HA (High Availability) refers to that a system can keep running uninterruptedly, which shows the system availability and is one of the criteria for designing a system. Compared with the HA system components, the HA system can run longer time. HA is always achieved by improving the fault tolerance of a system.
In the database field, HA refers to that manual or automatic primary/standby switchover can be realized once the primary database fails in the scenario where there are one primary database and one standby database or there are one primary database and multiple standby databases so that the database downtime can be decreased and the service impact is reduced.
Primary/standby mainly applies to the database scenarios, such as primary/standby MogDB database or MySQL database. Primary/standby also applies to stateful application services. Primary/standby indicates the primary database instance and standby database instance which own independent data files. Primary/standby database instances achieve data synchronization through a data operation log. The primary database instance allows read and write operations while the standby database instance allows only the read operation.

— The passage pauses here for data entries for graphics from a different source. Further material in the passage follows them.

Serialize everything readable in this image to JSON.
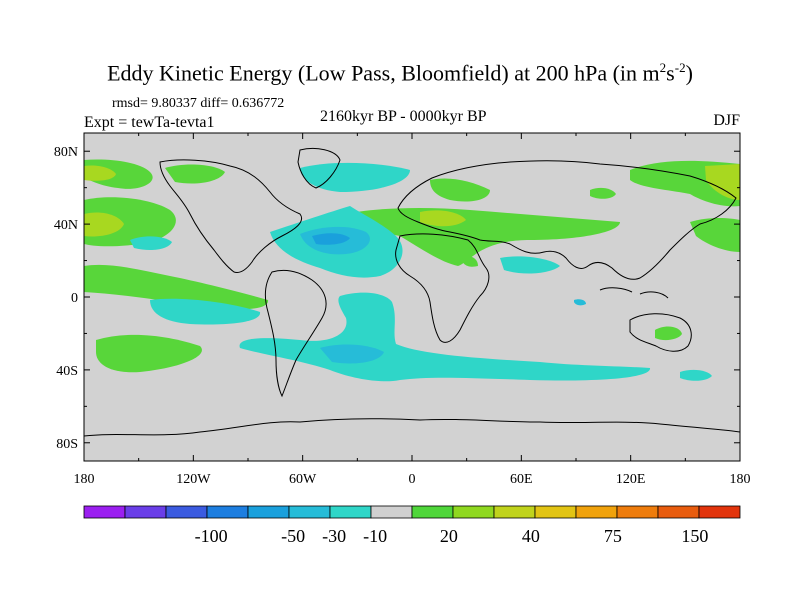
{
  "title": {
    "main": "Eddy Kinetic Energy (Low Pass, Bloomfield) at 200 hPa (in m",
    "sup1": "2",
    "mid": "s",
    "sup2": "-2",
    "end": ")"
  },
  "stats_text": "rmsd= 9.80337 diff= 0.636772",
  "expt_text": "Expt = tewTa-tevta1",
  "period_text": "2160kyr BP - 0000kyr BP",
  "season_text": "DJF",
  "lon_ticks": [
    "180",
    "120W",
    "60W",
    "0",
    "60E",
    "120E",
    "180"
  ],
  "lat_ticks": [
    "80N",
    "40N",
    "0",
    "40S",
    "80S"
  ],
  "colorbar": {
    "colors": [
      "#9b1ff0",
      "#6a3ee8",
      "#3b5be0",
      "#1d7ee0",
      "#1aa0dc",
      "#26bcd8",
      "#2fd6c8",
      "#d0d0d0",
      "#4fd63a",
      "#8fd820",
      "#c0d31c",
      "#e2c414",
      "#f0a20c",
      "#ee7c0c",
      "#e85c0e",
      "#e2340c"
    ],
    "labels": [
      "-100",
      "-50",
      "-30",
      "-10",
      "20",
      "40",
      "75",
      "150"
    ]
  },
  "colors": {
    "land_sea_background": "#d2d2d2",
    "green": "#58d63a",
    "yellow_green": "#a8d820",
    "cyan": "#2fd6c8",
    "light_blue": "#26bcd8",
    "blue": "#1aa0dc"
  }
}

The standby database instance can ensure that data view delay does not exceed a specific range (usually refers to the latest data transaction) by using an instant playback operation log.
Database involves physical replication (streaming replication) and logical replication.
- Physical replication indicates that redo logs are used to record data block changes. It can be used for copying a primary database instance to obtain the same standby database instance. Physical replication involves synchronous and asynchronous replication. It aims to keep data files of the primary and standby database instances consistent, thereby protecting data to the great extent.
- Logical replication transfers logical operation logs. The data status of the primary and standby database instances is consistent, but data files stored in disks are different.
Compared with physical replication, logical replication is more flexible. However, the possibility of data inconsistency is greater than that of physical replication in specific situations.
Asynchronous streaming replication indicates that transactions submitted in the primary database instance do not need to wait for being received by the standby database instance and a successful response is returned only when transactions are written into WAL logs. If the primary database instance breaks down, transactions submitted in the primary database instance may fail to be sent to the standby database instance, which will cause data loss. The amount of data loss in the standby database instance is related to WAL replication delay. The greater the delay is, the more data is lost.
Synchronous streaming replication refers to that a successful response is returned only when the primary database instance receives a confirmation information from the standby database instance after the standby database instance receives the WAL logs upon submission of transactions in the primary database instance. This will ensure data integrity but increase the transaction response time. Therefore, the throughput of synchronous streaming replication is lower than that of asynchronous streaming replication.
Switchover refers to that a standby server is switched as a primary server out of the need for maintenance. This can prevent data loss during switchover.
Failover refers to that a standby server is switched as a primary server once the original primary server fails.